Canoa: bronzo per Giorgio Dell’Agostino agli europei 2017 a Skopje

C’è anche il nome del campione valtellinese Giorgio Dell’Agostino nel ricco medagliere che gli azzurri della canoa porteranno a casa nelle prossime ore dal Campionato Europeo di Skopje, in Macedonia.
Sono 11 in tutto le medaglie conquistate dai discesisti italiani che nel tardo pomeriggio di domenica hanno chiuso la rassegna continentale proprio con il bronzo nella sprint a squadre maschile categoria C2; sul podio Riccardo Fiorese e Francesco Baldan, Mattia Quintarelli e Giorgio dell’Agostino, Paolo Razzauti e Davide Maccagnan.

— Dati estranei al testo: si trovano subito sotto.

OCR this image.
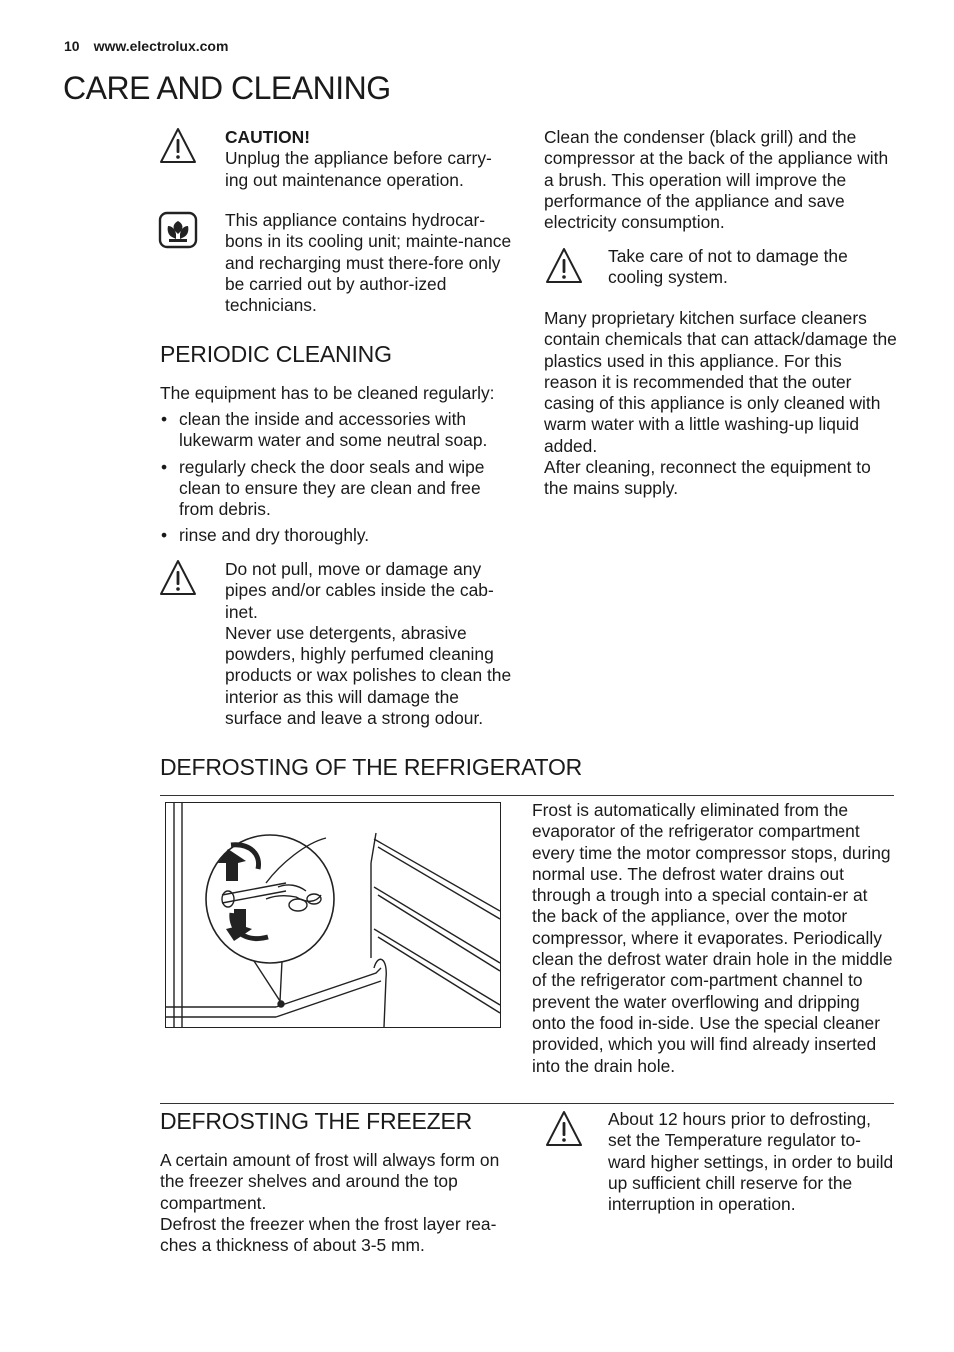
10 www.electrolux.com
CARE AND CLEANING

CAUTION!

Unplug the appliance before carry-ing out maintenance operation.

This appliance contains hydrocar-bons in its cooling unit; mainte-nance and recharging must there-fore only be carried out by author-ized technicians.
PERIODIC CLEANING
The equipment has to be cleaned regularly:
• clean the inside and accessories with lukewarm water and some neutral soap.
• regularly check the door seals and wipe clean to ensure they are clean and free from debris.
• rinse and dry thoroughly.

Do not pull, move or damage any pipes and/or cables inside the cab-inet.

Never use detergents, abrasive powders, highly perfumed cleaning products or wax polishes to clean the interior as this will damage the surface and leave a strong odour.

Clean the condenser (black grill) and the compressor at the back of the appliance with a brush. This operation will improve the performance of the appliance and save electricity consumption.
Take care of not to damage the cooling system.

Many proprietary kitchen surface cleaners contain chemicals that can attack/damage the plastics used in this appliance. For this reason it is recommended that the outer casing of this appliance is only cleaned with warm water with a little washing-up liquid added.

After cleaning, reconnect the equipment to the mains supply.

DEFROSTING OF THE REFRIGERATOR
Frost is automatically eliminated from the evaporator of the refrigerator compartment every time the motor compressor stops, during normal use. The defrost water drains out through a trough into a special contain-er at the back of the appliance, over the motor compressor, where it evaporates. Periodically clean the defrost water drain hole in the middle of the refrigerator com-partment channel to prevent the water overflowing and dripping onto the food in-side. Use the special cleaner provided, which you will find already inserted into the drain hole.
DEFROSTING THE FREEZER

A certain amount of frost will always form on the freezer shelves and around the top compartment.

Defrost the freezer when the frost layer rea-ches a thickness of about 3-5 mm.

About 12 hours prior to defrosting, set the Temperature regulator to-ward higher settings, in order to build up sufficient chill reserve for the interruption in operation.
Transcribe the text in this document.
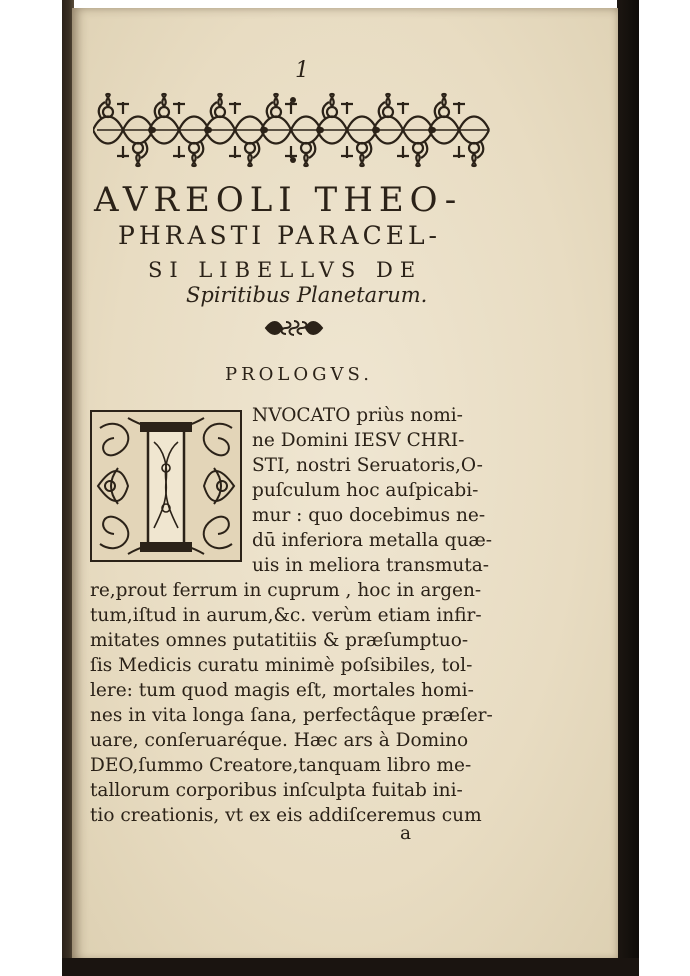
1
AVREOLI THEO-
PHRASTI PARACEL-
SI LIBELLVS DE
Spiritibus Planetarum.
PROLOGVS.
NVOCATO priùs nomi-
ne Domini IESV CHRI-
STI, nostri Seruatoris,O-
puſculum hoc auſpicabi-
mur : quo docebimus ne-
dū inferiora metalla quæ-
uis in meliora transmuta-
re,prout ferrum in cuprum , hoc in argen-
tum,iſtud in aurum,&c. verùm etiam infir-
mitates omnes putatitiis & præſumptuo-
ſis Medicis curatu minimè poſsibiles, tol-
lere: tum quod magis eſt, mortales homi-
nes in vita longa ſana, perfectâque præſer-
uare, conſeruaréque. Hæc ars à Domino
DEO,ſummo Creatore,tanquam libro me-
tallorum corporibus inſculpta fuitab ini-
tio creationis, vt ex eis addiſceremus cum
a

Il crono registrato sui 49.26 li ha portati sul terzo gradino del podio a +5.45 dalla squadra francese d’oro, prendendosi a sua volta la rivincita sulla Repubblica Ceca (oro nella classica a squadre), che con +3.13 di scarto si accontenta dell’argento.
Niente da fare invece per il team del C1 e quello del K1 maschile: il sondriese dell’Addavì e i compagni di squadra Razzauti e Quintarelli, hanno terminato la gara in canadese monoposto sfiorando il metallo prezioso con una quarta posizione in 49.01, a +2.85 dal titolo continentale conquistato dalla fortissima squadra francese; medaglia d’argento per la Repubblica Ceca, bronzo per la squadra tedesca.
Come sempre pacato il commento di Dell’Agostino già sulla via del rientro previsto nella giornata di domani: “Torno con il rammarico di non aver fatto meglio per quanto riguarda le gare alle quali puntavo nella categoria C1, la canadese monoposto – spiega – non sono andate per il meglio; nella gara classica, quella lunga, i distacchi dai primi classificati sono ancora troppo significativi.”
Una sana autocritica che non impedisce al canoista cresciuto sull’Adda di concedersi altro tempo per migliorare un livello comunque altissimo: “Nella gara sprint ero mediamente soddisfatto alla fine della prima manche chiusa all’11esimo posto – ricorda – ma nella seconda dovevo chiudere in 7ima posizione per andare in finale, obiettivo che avrei centrato se non fosse stato per due brutti errori che ho commesso proprio nel finale”.
Per la cronaca: la trasferta in Macedonia ha visto protagoniste assolute le ragazze con l’exploit, in particolare, delle figlie d’arte, Cecilia e Alice Panato – già in luce al recente Campionato italiano sulle acque di Piateda – che sulle orme del papà Vladi hanno portato a casa più di un titolo europeo, così come l’inossidabile Marlene Ricciardi sotto i colori della Marina Militare.
Il bilancio totale per l’Italia è di undici medaglie, di cui tre titoli europei.